Detailed Clinical Models
- 1 Definition
- 2 Process
- 3 Publication format
- 4 Conformance
A Detailed Clinical Model (DCM) is a formal specification of the semantics of discrete structured clinical information. It provides the elements and attributes, including the possible values and types of the attributes, needed to convey the clinical reality in a fashion that is understandable to both clinical domain experts and to formal logics, including the potential for use in computer algorithms. It provides unambiguous detail which is intended to be cross domain and cross discipline.
HL7 version of a DCM
The HL7 specific application of DCMs will be published as a Template which constrains the Clinical statement pattern following the TermInfo guidance on use of controlled terminologies. It is also likely that in addition to any template specification, it will include additional machine processable definition and constraints needed for a computer program to 'understand' a given DCM, with the intent of providing a plug-in type mechanism where ERHS and other healthcare IT platforms can add new content directly without requiring separate implementation.
DCM work at ISO
Current focus at HL7 is on clinical findings
DCMs are of clear value in multiple areas of clinical data. Given the pressing needs the initial focus will be on capture and representation of clinical findings. This is a loose definition, but conceptually could be considered whatever a clinician would put into a health record which documents information about a patient. While this could include every laboratory report or medication administration, the unmet need is to document the intellectual work product of credentialed clinicians. Thus, while there are some aspects of some laboratory result reporting which may benefit from the more elaborate and formal semantics of DCMs, the actual representation of the data is largely encompassed by existing HL7 specifications. What is missing is the test specific set of diagnosis, or other interpretations, which would be based upon the test results. So while there isn't a pressing need for a DCM for serum sodium reporting, there is a definite gap when it comes to serum sodium interpretation (which would also include other clinical findings, such as renal function, serum and urine creatinine measurement--to calculate a FeNA--, as well as urine sodium, exam findings of volume status, mental status etc.).
Use of SNOMED-CT to the point of exclusion of other code systems
Currently, the only controlled reference terminology which has the structure and the breadth of content suitable for representation of clinical findings in an electronic health record system. Other terminologies will be needed to supplement content in specific areas (e.g. use of ICD-O-3 or parts of NCI thesaurus to represent details of cancer diagnosis).
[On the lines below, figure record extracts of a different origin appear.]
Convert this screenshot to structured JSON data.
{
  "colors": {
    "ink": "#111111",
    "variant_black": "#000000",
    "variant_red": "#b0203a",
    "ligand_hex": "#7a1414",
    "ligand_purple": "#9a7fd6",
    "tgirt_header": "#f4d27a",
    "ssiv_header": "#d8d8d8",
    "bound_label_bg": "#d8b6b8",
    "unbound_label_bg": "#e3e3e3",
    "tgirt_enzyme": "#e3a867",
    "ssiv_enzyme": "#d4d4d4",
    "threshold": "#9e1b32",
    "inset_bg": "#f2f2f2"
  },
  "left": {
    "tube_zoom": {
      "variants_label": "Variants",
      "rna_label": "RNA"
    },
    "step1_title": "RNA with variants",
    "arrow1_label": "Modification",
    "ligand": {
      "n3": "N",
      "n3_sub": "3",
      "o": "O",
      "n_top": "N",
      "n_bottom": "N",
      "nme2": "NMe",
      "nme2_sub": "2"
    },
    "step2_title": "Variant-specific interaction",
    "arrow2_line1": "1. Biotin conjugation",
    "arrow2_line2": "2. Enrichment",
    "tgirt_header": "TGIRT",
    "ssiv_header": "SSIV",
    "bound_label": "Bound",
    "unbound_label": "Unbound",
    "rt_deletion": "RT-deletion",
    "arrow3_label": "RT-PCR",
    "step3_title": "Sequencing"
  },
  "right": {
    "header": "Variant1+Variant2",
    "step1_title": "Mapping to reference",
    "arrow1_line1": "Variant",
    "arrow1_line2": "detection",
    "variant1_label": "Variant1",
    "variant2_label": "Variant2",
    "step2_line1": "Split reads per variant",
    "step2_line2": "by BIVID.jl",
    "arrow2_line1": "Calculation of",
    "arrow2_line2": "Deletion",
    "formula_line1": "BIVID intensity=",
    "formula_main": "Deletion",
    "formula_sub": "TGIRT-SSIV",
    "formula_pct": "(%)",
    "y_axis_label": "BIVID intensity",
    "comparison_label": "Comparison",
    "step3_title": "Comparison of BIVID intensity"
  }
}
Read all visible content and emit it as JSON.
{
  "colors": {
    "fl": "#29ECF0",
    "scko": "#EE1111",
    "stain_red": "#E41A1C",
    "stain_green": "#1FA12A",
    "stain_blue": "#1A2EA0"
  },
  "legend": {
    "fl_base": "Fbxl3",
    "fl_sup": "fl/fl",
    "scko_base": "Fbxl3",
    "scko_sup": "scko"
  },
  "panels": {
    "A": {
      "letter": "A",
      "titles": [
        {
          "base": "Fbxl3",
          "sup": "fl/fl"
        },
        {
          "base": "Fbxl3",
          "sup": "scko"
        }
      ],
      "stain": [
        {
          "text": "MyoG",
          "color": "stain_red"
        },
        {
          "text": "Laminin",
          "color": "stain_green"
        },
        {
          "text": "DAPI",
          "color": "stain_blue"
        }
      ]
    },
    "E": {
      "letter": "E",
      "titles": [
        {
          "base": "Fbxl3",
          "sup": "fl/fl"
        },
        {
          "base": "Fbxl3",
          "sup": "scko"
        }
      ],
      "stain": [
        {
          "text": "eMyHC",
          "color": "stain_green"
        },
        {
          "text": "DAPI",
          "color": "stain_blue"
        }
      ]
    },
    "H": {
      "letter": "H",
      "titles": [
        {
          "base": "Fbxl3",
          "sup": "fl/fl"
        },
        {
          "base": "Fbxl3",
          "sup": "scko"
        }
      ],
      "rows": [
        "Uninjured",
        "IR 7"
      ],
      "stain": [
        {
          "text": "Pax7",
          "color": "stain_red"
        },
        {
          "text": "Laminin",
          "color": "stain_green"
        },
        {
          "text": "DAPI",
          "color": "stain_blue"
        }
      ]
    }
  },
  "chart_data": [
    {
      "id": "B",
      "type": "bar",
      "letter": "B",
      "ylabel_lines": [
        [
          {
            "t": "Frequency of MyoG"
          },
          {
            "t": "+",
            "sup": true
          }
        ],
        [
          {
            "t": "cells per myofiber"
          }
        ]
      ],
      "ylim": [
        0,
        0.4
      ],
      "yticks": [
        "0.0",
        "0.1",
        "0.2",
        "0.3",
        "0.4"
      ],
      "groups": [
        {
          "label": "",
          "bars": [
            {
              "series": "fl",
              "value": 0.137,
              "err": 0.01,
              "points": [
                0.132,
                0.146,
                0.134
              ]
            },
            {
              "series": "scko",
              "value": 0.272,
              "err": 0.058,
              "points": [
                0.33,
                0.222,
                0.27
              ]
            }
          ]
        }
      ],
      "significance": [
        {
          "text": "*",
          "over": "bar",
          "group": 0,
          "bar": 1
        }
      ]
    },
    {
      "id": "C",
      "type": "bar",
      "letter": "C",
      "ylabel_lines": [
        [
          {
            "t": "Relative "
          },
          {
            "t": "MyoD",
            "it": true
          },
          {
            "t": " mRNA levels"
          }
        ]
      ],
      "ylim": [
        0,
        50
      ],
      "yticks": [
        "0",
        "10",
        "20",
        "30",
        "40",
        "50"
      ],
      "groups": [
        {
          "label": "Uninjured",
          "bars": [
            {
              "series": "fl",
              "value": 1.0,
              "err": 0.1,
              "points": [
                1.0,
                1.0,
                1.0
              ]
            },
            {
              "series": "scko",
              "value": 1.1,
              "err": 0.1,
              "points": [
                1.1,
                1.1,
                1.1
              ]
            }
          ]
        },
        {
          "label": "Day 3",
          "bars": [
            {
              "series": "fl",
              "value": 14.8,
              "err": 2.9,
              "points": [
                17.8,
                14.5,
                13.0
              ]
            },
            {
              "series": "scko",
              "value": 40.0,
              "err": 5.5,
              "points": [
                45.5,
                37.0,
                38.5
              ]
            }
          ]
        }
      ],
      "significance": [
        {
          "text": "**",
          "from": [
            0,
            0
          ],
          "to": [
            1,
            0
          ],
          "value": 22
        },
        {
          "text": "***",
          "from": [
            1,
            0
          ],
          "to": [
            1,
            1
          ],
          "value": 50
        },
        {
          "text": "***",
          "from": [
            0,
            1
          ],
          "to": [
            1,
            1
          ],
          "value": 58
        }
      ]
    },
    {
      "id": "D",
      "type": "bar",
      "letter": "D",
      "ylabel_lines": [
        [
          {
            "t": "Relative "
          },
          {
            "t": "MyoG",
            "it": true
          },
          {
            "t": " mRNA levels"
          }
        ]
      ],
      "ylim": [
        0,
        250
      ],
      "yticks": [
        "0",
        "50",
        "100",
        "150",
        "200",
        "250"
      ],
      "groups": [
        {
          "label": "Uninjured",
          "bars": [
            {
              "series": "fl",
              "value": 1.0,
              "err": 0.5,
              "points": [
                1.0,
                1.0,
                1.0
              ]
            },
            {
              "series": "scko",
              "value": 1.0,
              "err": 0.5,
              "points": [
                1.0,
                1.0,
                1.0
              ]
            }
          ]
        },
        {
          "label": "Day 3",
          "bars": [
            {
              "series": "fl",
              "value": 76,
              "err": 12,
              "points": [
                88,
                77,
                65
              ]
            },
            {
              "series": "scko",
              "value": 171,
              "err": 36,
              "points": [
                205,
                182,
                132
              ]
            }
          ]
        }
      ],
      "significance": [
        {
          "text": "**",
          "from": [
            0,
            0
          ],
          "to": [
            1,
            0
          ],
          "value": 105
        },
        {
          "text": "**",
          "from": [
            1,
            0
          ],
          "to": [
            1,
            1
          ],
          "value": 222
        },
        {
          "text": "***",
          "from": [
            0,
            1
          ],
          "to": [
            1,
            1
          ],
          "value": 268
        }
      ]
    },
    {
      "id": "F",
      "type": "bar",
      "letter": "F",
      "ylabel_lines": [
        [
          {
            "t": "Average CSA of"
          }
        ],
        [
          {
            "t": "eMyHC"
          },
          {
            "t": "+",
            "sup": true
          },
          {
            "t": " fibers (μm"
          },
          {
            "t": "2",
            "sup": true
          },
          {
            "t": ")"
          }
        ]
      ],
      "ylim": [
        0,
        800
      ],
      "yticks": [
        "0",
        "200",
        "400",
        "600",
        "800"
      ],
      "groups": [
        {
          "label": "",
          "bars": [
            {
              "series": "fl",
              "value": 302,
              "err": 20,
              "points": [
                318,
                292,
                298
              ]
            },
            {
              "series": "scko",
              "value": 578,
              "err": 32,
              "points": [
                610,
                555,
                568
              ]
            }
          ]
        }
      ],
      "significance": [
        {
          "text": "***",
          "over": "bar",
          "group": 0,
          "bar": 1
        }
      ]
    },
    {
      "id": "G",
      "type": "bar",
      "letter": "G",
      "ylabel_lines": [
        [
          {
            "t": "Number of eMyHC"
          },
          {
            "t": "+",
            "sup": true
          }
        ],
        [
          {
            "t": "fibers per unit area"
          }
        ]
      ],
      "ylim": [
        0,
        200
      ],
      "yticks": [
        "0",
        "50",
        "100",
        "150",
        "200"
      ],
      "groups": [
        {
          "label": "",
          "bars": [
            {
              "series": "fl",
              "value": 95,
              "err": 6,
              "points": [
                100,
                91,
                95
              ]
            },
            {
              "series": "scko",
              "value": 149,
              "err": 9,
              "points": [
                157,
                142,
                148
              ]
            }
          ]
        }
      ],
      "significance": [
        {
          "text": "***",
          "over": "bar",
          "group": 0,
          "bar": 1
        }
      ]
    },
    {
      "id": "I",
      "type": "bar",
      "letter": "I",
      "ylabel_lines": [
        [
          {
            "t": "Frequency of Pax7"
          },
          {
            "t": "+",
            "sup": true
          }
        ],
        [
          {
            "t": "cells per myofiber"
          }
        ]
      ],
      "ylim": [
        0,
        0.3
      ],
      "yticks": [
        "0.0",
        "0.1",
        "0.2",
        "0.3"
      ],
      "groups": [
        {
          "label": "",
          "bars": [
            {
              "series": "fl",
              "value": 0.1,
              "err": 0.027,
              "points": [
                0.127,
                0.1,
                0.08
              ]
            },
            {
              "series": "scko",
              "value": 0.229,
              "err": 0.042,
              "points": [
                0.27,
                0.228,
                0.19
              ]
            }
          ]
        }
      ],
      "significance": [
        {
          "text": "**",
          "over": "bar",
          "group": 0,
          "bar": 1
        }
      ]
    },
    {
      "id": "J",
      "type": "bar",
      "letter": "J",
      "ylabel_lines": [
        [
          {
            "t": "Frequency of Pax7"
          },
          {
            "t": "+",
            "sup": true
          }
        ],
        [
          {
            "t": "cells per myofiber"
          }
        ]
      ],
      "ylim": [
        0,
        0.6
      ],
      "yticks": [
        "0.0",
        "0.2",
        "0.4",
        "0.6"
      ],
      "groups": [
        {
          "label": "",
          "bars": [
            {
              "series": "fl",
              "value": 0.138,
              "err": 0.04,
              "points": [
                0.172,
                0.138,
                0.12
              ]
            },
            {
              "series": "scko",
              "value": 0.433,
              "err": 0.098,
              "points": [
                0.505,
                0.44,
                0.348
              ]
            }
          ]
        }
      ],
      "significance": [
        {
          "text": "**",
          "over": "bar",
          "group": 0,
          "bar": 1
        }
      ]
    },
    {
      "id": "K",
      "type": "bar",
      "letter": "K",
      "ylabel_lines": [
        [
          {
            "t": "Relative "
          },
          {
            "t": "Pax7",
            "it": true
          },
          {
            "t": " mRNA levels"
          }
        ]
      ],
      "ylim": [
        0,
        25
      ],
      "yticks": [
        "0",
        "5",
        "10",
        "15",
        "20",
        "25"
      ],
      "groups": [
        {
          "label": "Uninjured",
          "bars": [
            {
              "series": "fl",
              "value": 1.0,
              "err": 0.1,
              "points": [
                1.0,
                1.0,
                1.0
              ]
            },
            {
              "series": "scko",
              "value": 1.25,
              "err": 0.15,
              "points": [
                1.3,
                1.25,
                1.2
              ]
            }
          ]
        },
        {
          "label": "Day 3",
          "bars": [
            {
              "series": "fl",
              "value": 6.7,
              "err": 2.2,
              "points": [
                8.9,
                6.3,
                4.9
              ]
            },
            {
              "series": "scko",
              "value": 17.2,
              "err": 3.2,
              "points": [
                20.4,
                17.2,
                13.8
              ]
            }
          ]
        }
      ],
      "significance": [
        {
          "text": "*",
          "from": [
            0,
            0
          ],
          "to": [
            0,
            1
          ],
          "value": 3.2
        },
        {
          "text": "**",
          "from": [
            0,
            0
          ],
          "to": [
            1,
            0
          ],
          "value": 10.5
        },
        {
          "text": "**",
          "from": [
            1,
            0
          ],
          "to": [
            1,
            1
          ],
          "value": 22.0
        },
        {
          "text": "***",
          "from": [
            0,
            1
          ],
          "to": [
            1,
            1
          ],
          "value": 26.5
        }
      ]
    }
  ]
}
Selected use of other terminologies
- ICD10, ICD10CM
- NCI thesaurus
- Nursing specific terminology (NANDA, NIC, NOC)
- Clinical decision support systems
- Disease / syndrome surveillance
- Quality of care metrics
- Generation of human user interface components
- Review of systems (ROS) and physical examination (PE) 'templates'
- Structured complaint/disease specific HPI
- Disease specific datasets
- Clinical research
- Case report forms (CRF) and electronic data capture (EDC) in prospective clinical trials
- Patient reported outcomes (PRO) and symptom diaries
- Retrospective comparisons, case series, and other 'naturalistic' study designs
- Ad hoc case-control analysis
- Automatic claims adjudication
- Provider credentialing and procedure logs
UML (non-HL7 specific
All DCMs SHOULD have a non-HL7 UML2 Class diagram which uses the ISO 21090 data types to represent the components of the DCM. Class/element and attribute names should match those used in clinical practice. Value sets can be represented as an enumeration with or without specification of the contents. This is very similar, if not identical to, a very detailed domain model.